In July, gas on the global market cost approximately €150 million per terawatt-hour. Kaasik said that the purchase price was not fixed at the time because there were no committed buyers willing to pay that price.
"A short while ago, gas was priced at €100 per megawatt-hour, so we cannot take the risk of purchasing gas for €150 with the expectation that prices will rise," Kaasik explained.
Timo Tatar, the deputy secretary general for energy at the Ministry of Economic Affairs and Communications, said that he, too, will learn the actual price of Eesti Gaas' winter reserves only when the gas is delivered.
"If you compare the price that Eesti Gaas announced yesterday to what we're witnessing on the European gas market, you'll find that it is, sadly, quite realistic," Tatar said.
Price increases impact the state, not the consumer
Domestic consumers will see little impact from the October price increase because they will receive a discount in October. A new energy subsidy regulation will go into effect in a month, requiring the state to refund 80 percent of the monthly average gas price that exceeds €80 per megawatt-hour excluding tax.
In September, a person who uses two megawatt-hours of electricity per month, or approximately 187 cubic meters of gas, would pay €482. The same amount of consumption would cost €766 in October, when prices are higher.
However, state support will significantly reduce this cost.
The price is €4.1 per cubic meter, or €385 per megawatt-hour, tax included. The compensation is calculated before tax at a price of €308 per megawatt-hour.
Of this amount, the individual is responsible for €80. Twenty percent, or €45, of the remaining €228 is also paid by the consumer.
The ultimate price is therefore €125 plus tax, or €150 per megawatt-hour.
The state, on the other hand, pays €182 per megawatt-hour and does not receive the expected tax.
In sum, a consumer who uses two megawatt-hours of natural gas at a monthly price of €4.1 per cubic meter will be charged €300, while the state pays €364 for this gas and loses almost €100 in taxes.
Tatar said that people will not be left stranded in winter, but nobody knows how much the support measure could cost the state.
Tatar: Subsidies could be misused only by means of unlawful deals
Due to energy subsidies, for domestic consumers each subsequent €100 price increase factually means a €20 increase. The cost to the state, however, will significantly increase.

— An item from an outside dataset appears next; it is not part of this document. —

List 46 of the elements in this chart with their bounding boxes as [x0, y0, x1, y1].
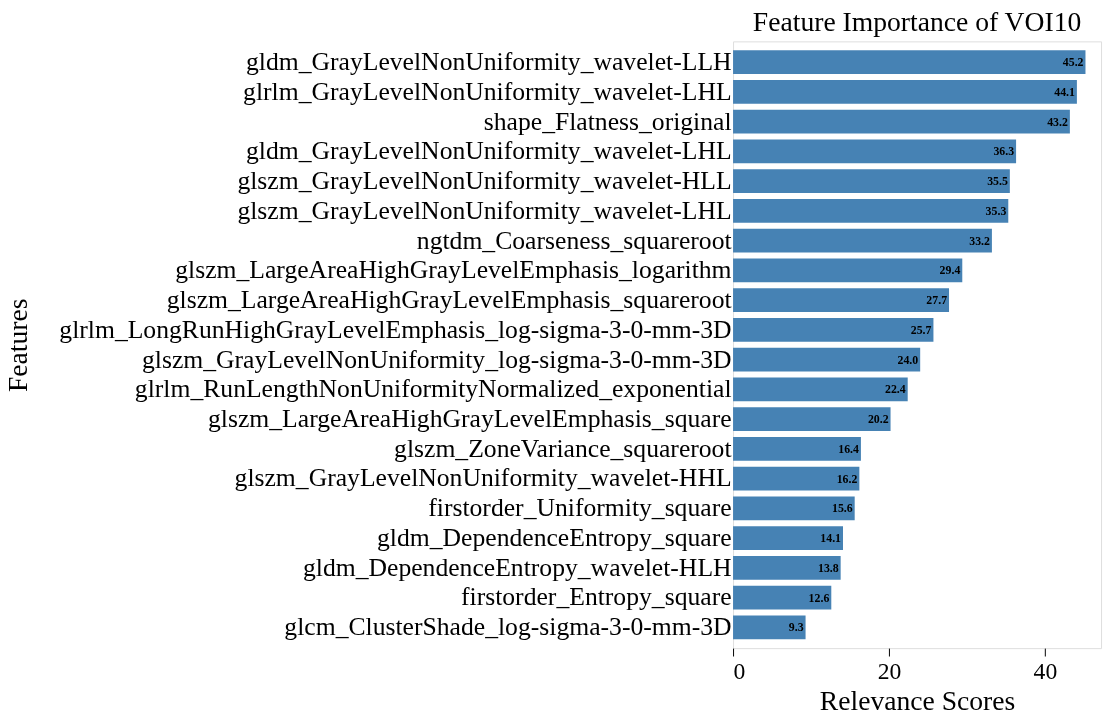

The dilemma then becomes how to prevent gas dealers from taking advantage of the subsidies and inflating prices artificially.
"The first and foremost precaution is in place since Estonia has quite a range of gas suppliers," Tatar said. "If we assume that gas sellers do not engage in illegal business practices on the market, gas customers can vote with their feet and switch to a different gas supplier."
Tatar said that gas consumers are now evaluating their options and sellers are more concerned about retaining their customers.
"I believe that gas sellers are now making every effort effort to keep the price of gas consistent with the purchase price, keeping both the their own and consumers' heads above water," Tatar said.
Tatar believes that a 20 percent price increase for consumers is sufficient to persuade them to seek out less expensive alternatives.
"For example, if the state compensated the total amount above €80 per megawatt-hour, the gas consumer would not seek to switch suppliers," Tatar said.
Margus Kaasik also emphasized that Eesti Gaas will not take advantage of the state for subsidies.
"Our job is not to milk anyone but to provide the best possible energy service to our customers."
He said that even with subsidies market competition exists: "In the end, the market still works."
"I've never thought about these subsidies as where the state is paying for everything, regardless of what we ask the client to pay."